Development tooling:

```bash
uv sync --extra dev
pre-commit install
```

Optional local notebook tooling:

```bash
uv sync --extra notebooks
```

## Runtime Assumptions

- Recommended compute workspace: Northflank Jupyter Notebook with PyTorch on the team H100
- OpenEnv deployment target: Hugging Face Spaces
- Submission notebook surface: one public notebook artifact; mirror it to Colab if the submission form still requires Colab specifically
- Required notebook artifact: one public notebook that demonstrates trained-policy behavior against the environment
- Verifier of record: `constellaration.problems.GeometricalProblem`
- Environment style: fresh wiring in this repo, not a port of the old `ai-sci-feasible-designs` harness
- Northflank containers are ephemeral, so persistent storage should be attached before relying on saved models, caches, or fixture data
- Preferred deployment path: push this GitHub repo and let HF Space build from the repo/Docker configuration rather than copying code manually
- Preferred notebook/HF Space connectivity: make the HF Space public for the hackathon unless privacy becomes necessary; if private, document and use an explicit access token in the notebook

## Immediate Next Steps

- [x] Run a tiny low-fidelity PPO smoke run and stop after a few readable trajectories or one clear failure mode.
- [x] Pair the tracked low-fidelity fixtures with high-fidelity validation spot checks immediately after the PPO smoke run.
- [x] Run at least one explicit-submit manual trace before any broader training push, then record the first real reward pathology, if any.
- [ ] Decide whether any reset seed should move based on the measured sweep plus those paired checks.
- [ ] Save one fixed-seed untrained baseline with `training/llm_rollout.py evaluate`.
- [ ] Run one short H100 GRPO pass with the repository notebook on the same unified low-fidelity workflow.
- [ ] Re-run the same seeds after training and save one before/after artifact.
- [ ] Save one presentation-ready comparison trace from the refreshed heuristic baseline.
- [ ] Use the passing Northflank H100 setup to produce remote traces and comparisons from the real verifier path.
- [x] Deploy the environment to HF Space.
- [x] Add the public training notebook under `training/notebooks`.

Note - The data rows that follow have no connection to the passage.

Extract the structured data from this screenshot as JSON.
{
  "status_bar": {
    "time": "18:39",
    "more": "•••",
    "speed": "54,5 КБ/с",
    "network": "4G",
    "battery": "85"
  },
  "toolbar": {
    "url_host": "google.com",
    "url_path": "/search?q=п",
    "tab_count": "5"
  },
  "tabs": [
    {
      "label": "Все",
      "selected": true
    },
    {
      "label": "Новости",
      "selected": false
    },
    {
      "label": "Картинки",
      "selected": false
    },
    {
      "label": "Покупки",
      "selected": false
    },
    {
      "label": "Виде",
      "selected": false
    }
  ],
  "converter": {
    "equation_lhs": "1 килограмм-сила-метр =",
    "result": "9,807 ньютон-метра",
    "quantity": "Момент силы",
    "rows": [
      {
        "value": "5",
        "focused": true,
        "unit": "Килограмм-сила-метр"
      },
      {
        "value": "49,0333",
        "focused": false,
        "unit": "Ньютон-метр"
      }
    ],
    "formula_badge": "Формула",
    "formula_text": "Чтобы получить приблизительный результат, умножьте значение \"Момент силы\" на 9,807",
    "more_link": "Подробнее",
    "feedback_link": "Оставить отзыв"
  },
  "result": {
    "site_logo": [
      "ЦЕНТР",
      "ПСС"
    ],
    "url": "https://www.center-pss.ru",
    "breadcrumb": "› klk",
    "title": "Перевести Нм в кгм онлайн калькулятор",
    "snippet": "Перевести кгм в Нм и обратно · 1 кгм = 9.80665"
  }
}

These are implementation steps, not another planning phase.

## Fixture Policy

This repo may reuse selected JSON artifacts or boundaries as fixed calibration fixtures.

Allowed examples:

- a known-good or near-winning `P1` boundary
- near-boundary cases
- clearly bad cases

Disallowed:

- porting the old planner, governor, or experiment harness into this repo

## Technical Spec

The focused technical plan for the repaired `P1` environment lives in [docs/P1_ENV_CONTRACT_V1.md](docs/P1_ENV_CONTRACT_V1.md).

## Hackathon Working Note

This repo is intentionally biased toward executable demos, manual playtesting, and clear environment behavior over building out test coverage during the hackathon.